L’ancien ministre et président d’honneur de l’Association malienne de droit constitutionnel, Pr Makan Moussa Sissoko dit être parmi ceux qui ont toujours contesté la légalité de la procédure ayant abouti à l’élaboration d’une nouvelle Constitution. Pour lui, la démarche viole les dispositions pertinentes et claires de la Constitution de 1992.

Mieux, il dira que la Constitution ne prévoit sa révision que si seulement certaines conditions sont réunies. Pour le constitutionnaliste, après le référendum, aucun délai n’est imparti pour la publication des résultats définitifs. Et après la proclamation des résultats définitifs, seul le chef de l’État est habilité à promulguer la loi dans un délai maximum de 15 jours.

«La promulgation est l’acte par lequel, le chef de l’État constate qu’une loi devient exécutoire», précise Pr Makan Moussa Sissoko, pour qui, en général, une loi entre en vigueur à la date qu’elle fixe ou en l’absence de précision, le lendemain de sa publication au Journal officiel.

Pour sa part, Dr Fousseyni Doumbia dira que la Constitution ne prévoit pas les mécanismes d’élaboration d’une nouvelle Loi fondamentale c’est-à-dire qu’elle ne dit pas comment elle doit disparaître pour donner naissance à une autre. Selon lui,  dans la Constitution de 1992, il y a une  procédure de révision qui est prévue notamment à son article 118 mais il n’existe aucune procédure concernant l’élaboration d’une nouvelle Constitution.

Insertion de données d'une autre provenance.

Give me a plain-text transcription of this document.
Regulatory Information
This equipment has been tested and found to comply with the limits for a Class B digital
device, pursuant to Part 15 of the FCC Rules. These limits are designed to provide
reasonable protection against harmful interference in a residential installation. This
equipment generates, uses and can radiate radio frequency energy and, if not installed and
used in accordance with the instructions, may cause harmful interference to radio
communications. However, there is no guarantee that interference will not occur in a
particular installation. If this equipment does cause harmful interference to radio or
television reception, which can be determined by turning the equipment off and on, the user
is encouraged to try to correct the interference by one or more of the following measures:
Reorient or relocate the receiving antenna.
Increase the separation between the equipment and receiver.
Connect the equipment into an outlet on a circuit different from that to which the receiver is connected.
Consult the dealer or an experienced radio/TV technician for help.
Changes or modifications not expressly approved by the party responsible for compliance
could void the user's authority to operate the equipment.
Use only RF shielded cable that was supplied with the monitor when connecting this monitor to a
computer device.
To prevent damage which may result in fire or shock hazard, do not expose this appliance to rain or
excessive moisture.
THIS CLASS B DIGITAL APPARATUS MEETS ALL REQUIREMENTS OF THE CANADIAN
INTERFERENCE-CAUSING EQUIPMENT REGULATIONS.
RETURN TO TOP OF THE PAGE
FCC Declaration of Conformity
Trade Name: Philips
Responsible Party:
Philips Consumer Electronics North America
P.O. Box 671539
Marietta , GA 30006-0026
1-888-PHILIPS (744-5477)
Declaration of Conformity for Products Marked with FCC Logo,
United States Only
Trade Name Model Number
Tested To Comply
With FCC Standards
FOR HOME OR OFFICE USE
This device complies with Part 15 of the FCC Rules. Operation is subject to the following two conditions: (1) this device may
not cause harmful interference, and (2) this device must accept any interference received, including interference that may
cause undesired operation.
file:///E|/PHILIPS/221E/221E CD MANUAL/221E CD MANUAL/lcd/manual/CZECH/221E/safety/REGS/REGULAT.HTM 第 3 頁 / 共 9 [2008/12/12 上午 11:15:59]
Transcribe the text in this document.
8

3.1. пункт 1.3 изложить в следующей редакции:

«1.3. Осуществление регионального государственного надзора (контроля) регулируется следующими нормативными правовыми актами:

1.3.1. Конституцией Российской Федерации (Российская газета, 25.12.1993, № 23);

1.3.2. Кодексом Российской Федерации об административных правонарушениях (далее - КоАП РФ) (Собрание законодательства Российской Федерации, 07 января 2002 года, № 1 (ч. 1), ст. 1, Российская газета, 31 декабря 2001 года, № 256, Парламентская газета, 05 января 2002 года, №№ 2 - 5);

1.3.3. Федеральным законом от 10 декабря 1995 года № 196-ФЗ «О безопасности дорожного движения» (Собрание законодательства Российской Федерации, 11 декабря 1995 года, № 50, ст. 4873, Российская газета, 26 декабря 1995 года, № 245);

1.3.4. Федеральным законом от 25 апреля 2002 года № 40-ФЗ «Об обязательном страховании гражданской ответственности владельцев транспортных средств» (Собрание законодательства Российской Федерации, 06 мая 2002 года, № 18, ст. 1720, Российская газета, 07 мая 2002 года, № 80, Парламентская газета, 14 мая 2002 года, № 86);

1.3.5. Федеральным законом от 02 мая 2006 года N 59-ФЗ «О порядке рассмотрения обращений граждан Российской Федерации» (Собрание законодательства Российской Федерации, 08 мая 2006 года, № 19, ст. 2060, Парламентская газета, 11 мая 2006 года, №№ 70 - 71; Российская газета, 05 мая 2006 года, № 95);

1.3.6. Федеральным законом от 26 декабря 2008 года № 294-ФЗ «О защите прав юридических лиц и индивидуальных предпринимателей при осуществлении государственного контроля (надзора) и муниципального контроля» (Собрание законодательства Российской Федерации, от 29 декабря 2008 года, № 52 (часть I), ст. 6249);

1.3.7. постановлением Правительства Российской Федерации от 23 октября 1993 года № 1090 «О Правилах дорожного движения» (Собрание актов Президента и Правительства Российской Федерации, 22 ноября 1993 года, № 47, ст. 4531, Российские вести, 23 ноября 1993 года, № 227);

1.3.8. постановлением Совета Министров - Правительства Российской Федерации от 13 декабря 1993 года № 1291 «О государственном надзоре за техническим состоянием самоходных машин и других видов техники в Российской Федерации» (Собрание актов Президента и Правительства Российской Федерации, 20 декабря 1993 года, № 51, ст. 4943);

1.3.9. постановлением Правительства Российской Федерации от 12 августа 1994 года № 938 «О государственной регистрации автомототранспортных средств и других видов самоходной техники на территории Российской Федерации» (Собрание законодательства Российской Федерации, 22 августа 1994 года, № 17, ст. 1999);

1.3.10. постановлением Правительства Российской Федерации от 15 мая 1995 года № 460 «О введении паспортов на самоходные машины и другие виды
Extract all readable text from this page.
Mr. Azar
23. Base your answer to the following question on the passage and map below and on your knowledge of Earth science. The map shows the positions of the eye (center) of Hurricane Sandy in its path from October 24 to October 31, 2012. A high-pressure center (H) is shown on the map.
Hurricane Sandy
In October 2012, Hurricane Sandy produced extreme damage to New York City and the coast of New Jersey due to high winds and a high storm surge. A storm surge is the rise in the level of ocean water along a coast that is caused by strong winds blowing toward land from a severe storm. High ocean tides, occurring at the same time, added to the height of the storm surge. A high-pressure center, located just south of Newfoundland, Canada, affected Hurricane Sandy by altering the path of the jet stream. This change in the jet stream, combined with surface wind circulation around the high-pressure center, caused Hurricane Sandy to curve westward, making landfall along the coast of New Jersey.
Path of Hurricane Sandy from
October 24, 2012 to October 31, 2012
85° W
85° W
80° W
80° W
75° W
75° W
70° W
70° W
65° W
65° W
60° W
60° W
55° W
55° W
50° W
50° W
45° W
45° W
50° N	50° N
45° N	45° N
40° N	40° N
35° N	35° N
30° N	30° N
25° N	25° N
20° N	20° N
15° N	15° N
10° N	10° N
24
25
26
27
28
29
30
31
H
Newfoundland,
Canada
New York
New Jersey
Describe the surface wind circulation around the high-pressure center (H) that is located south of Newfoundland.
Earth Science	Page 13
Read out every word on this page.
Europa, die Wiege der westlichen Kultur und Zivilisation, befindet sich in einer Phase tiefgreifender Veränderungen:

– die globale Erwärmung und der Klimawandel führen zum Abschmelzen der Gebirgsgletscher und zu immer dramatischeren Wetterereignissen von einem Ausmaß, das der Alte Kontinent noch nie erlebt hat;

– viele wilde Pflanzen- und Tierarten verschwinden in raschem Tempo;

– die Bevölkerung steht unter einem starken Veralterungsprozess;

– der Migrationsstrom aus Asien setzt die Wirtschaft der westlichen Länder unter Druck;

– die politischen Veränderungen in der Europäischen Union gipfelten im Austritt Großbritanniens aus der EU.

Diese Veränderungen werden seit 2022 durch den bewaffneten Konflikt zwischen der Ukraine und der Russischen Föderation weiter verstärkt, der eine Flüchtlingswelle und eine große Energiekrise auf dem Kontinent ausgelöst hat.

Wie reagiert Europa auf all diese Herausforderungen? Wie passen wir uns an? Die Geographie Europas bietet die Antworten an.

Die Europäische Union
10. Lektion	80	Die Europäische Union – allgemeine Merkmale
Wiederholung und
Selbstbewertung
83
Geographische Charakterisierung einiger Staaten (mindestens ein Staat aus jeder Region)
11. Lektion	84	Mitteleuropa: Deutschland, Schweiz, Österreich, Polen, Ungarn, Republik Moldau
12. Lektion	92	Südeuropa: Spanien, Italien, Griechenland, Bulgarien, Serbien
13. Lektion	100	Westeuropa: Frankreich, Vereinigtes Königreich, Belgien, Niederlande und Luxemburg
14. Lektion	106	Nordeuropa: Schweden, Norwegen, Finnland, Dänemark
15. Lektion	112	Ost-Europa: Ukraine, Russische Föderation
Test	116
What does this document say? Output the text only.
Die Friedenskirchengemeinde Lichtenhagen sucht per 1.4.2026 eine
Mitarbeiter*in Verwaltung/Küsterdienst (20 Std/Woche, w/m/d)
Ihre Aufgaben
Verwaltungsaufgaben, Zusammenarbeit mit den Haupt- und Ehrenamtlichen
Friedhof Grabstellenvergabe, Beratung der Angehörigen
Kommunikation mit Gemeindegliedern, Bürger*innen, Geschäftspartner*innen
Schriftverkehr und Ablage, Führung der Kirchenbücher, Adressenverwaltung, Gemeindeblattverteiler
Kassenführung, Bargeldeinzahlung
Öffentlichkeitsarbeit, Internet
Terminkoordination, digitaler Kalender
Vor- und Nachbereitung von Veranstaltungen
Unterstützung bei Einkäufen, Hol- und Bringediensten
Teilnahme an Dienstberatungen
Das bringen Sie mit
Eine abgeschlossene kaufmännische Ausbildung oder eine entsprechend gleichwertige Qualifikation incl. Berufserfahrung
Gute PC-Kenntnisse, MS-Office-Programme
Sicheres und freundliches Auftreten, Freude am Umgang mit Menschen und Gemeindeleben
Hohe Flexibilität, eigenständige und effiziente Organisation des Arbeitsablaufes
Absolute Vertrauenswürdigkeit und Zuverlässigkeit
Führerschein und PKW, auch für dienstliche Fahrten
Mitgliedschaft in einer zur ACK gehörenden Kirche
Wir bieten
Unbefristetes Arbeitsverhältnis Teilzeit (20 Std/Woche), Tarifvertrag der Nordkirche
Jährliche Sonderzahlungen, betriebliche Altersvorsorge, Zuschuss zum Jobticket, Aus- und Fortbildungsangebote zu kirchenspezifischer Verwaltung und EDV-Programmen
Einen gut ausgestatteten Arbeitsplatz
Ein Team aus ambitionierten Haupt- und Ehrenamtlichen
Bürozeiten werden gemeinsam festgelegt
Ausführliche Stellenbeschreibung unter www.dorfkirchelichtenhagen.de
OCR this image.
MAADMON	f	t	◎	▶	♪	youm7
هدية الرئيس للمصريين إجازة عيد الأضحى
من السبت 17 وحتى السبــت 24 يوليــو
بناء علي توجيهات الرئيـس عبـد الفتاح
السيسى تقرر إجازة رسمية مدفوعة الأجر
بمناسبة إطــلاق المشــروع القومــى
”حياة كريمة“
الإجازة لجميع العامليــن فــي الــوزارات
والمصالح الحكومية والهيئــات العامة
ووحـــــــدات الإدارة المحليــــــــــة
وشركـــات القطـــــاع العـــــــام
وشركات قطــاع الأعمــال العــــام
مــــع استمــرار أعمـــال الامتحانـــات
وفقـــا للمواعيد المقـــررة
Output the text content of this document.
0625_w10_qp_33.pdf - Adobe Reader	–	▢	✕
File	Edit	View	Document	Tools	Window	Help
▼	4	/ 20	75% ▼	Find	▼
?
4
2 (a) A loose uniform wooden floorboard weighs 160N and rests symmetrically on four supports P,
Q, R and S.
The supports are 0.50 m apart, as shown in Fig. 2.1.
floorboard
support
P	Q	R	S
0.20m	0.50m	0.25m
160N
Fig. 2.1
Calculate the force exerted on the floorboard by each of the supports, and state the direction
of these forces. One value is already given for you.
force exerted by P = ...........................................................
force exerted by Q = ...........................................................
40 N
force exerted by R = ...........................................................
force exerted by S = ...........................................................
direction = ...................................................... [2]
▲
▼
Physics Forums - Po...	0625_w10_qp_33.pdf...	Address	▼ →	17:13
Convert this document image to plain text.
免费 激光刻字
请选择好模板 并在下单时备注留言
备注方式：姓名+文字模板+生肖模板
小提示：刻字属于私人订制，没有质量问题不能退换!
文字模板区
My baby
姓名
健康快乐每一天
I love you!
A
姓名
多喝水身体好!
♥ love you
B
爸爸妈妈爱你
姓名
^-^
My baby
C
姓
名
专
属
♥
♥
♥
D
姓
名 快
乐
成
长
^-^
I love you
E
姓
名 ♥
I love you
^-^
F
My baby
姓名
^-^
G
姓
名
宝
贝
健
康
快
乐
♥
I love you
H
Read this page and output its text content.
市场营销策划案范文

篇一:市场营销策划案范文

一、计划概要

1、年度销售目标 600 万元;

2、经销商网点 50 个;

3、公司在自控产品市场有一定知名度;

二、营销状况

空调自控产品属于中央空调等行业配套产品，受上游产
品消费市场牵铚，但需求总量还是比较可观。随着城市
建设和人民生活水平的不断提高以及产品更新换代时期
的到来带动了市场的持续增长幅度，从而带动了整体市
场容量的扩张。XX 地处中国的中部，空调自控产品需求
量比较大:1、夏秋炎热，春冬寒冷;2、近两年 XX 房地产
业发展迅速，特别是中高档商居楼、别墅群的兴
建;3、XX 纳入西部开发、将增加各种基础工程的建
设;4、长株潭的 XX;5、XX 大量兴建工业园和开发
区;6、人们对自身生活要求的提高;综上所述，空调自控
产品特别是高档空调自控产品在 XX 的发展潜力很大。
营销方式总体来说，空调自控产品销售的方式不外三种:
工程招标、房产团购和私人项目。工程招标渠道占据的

«La Constitution ne réunit pas les germes de sa propre destruction. Elle dit comment elle doit être révisée mais pas comment elle va disparaître pour donner naissance à une nouvelle Constitution», détaille Dr Doumbia.

 

CONSENSUS- D’après lui, pour changer de Constitution, c’est-à-dire basculer dans une nouvelle République, il n’y a que trois hypothèses qui ne sont pas prévues par la Constitution. La première hypothèse est le coup d’État. Car quand il y a coup d’État, une période transitoire s’ouvre au terme de laquelle, on met en place une nouvelle Constitution pour basculer dans une nouvelle République.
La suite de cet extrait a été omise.